I just started a new job and it’s hard enough being someone who isn’t traditional by nature, because people don’t accept different and they’re intimidated by it. So it makes it that much harder having to tic in front of them. Every time I go into a new setting I have to go through the steps:

  • Start with facial tics, because they’re less noticeable.
  • Next a few neck and arm “stretching” tics, because they look natural, right?
  • Then most of my quiet resolve dissolves into upper body shaking tics and some lower body if I’m standing.
  • Then come the ones that may seem a little more embarrassing or scary looking: sticking my tongue out or hitting my arms against my sides.
  • Finally, the pièce de résistance … What do I do about my vocal tics??? I don’t get them very often, but when I do, there’s nothing subtle about them. Ever since I’ve grown up I think I’ve struggled more with those and have yet to come to terms with them. I developed a little bit of a stutter now and again and I do bird calls and random noises.
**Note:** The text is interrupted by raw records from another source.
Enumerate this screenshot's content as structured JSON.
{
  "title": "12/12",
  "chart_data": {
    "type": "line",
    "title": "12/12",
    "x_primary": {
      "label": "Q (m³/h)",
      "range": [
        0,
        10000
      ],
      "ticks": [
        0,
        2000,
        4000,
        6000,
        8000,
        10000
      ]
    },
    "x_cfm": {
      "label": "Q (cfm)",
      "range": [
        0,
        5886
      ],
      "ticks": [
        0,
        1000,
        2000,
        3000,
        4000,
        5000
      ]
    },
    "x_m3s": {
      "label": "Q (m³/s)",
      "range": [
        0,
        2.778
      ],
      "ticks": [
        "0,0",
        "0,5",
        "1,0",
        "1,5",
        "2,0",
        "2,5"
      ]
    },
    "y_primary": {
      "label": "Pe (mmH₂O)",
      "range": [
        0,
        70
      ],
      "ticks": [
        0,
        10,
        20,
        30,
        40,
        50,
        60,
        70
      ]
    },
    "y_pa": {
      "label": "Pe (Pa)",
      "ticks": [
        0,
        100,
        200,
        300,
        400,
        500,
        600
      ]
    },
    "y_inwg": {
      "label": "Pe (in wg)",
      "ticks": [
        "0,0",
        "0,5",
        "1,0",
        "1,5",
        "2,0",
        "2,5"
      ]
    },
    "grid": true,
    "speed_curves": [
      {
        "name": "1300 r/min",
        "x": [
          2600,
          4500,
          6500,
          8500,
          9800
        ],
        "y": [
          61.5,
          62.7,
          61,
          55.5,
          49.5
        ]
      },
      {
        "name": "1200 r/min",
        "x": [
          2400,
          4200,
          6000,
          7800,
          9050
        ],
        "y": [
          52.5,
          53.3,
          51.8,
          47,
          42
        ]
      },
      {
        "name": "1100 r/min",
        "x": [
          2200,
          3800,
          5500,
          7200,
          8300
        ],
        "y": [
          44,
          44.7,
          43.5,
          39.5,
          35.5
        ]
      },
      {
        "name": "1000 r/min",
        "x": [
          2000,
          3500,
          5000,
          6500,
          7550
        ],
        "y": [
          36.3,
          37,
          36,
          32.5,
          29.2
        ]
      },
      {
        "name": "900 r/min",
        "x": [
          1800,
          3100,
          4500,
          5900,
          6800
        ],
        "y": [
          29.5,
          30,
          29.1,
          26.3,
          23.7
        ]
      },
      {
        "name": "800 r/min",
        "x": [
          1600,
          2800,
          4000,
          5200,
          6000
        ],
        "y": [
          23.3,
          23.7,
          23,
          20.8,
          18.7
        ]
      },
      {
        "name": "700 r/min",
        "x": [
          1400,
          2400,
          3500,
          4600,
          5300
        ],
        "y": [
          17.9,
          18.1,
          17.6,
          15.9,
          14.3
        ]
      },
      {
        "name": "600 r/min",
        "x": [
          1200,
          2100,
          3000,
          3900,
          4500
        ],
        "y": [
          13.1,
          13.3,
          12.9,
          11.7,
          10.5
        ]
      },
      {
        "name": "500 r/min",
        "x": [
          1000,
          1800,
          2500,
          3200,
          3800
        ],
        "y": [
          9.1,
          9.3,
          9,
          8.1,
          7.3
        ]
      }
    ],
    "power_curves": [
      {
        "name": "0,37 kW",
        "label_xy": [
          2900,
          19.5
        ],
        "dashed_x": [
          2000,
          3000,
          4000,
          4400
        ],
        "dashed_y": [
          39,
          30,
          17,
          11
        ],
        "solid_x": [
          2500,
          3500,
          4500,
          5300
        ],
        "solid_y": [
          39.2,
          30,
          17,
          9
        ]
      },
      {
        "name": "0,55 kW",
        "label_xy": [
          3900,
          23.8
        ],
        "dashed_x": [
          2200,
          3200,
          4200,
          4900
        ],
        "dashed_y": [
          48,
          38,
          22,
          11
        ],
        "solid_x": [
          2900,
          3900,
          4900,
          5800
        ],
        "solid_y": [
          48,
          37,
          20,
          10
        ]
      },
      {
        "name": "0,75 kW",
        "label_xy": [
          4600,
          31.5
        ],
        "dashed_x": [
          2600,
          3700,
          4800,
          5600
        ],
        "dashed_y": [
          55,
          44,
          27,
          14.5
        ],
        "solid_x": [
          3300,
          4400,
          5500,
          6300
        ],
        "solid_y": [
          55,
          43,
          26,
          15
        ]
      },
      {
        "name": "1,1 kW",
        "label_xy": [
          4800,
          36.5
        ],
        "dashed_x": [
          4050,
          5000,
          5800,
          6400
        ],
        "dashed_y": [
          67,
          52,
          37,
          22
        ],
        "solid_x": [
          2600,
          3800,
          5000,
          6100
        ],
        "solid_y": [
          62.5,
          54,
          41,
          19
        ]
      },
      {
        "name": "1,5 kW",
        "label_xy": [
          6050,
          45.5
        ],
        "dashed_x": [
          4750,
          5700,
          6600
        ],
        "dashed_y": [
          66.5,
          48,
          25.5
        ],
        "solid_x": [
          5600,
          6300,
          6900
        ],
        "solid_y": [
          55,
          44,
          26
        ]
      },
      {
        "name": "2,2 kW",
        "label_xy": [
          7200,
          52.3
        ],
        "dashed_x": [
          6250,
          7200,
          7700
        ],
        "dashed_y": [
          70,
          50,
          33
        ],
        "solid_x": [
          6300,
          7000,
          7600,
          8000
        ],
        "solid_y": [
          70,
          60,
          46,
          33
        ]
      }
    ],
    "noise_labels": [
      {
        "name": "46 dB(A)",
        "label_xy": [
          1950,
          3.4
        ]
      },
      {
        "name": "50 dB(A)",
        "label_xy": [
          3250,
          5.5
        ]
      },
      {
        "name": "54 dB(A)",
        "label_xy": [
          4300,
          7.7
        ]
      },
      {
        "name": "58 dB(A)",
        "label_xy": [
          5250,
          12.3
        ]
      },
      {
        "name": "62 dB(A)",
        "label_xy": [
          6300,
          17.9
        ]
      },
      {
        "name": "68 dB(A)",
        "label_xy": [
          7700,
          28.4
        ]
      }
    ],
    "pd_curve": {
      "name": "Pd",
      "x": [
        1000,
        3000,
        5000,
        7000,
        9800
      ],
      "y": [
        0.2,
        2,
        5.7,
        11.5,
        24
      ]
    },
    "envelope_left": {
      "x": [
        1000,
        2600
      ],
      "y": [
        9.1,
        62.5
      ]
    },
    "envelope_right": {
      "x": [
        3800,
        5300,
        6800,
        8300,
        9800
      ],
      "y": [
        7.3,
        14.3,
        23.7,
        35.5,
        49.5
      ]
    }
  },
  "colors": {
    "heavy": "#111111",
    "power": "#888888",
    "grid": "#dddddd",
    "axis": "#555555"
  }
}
I recently started a new job, and I’m in this 15×20 room training with over a dozen other people and I tic in front of them all the time. I went through all the steps, only treading lightly on that last one, but I’ve done it. I tic and I sign in front of them and I don’t care. It feels so good and it makes me feel like I’m just a person, not a label. When I’m able to do that, I can get out of my own head and see other people and things. Although I have to be pro-active in said process too, I couldn’t do it without God and my family.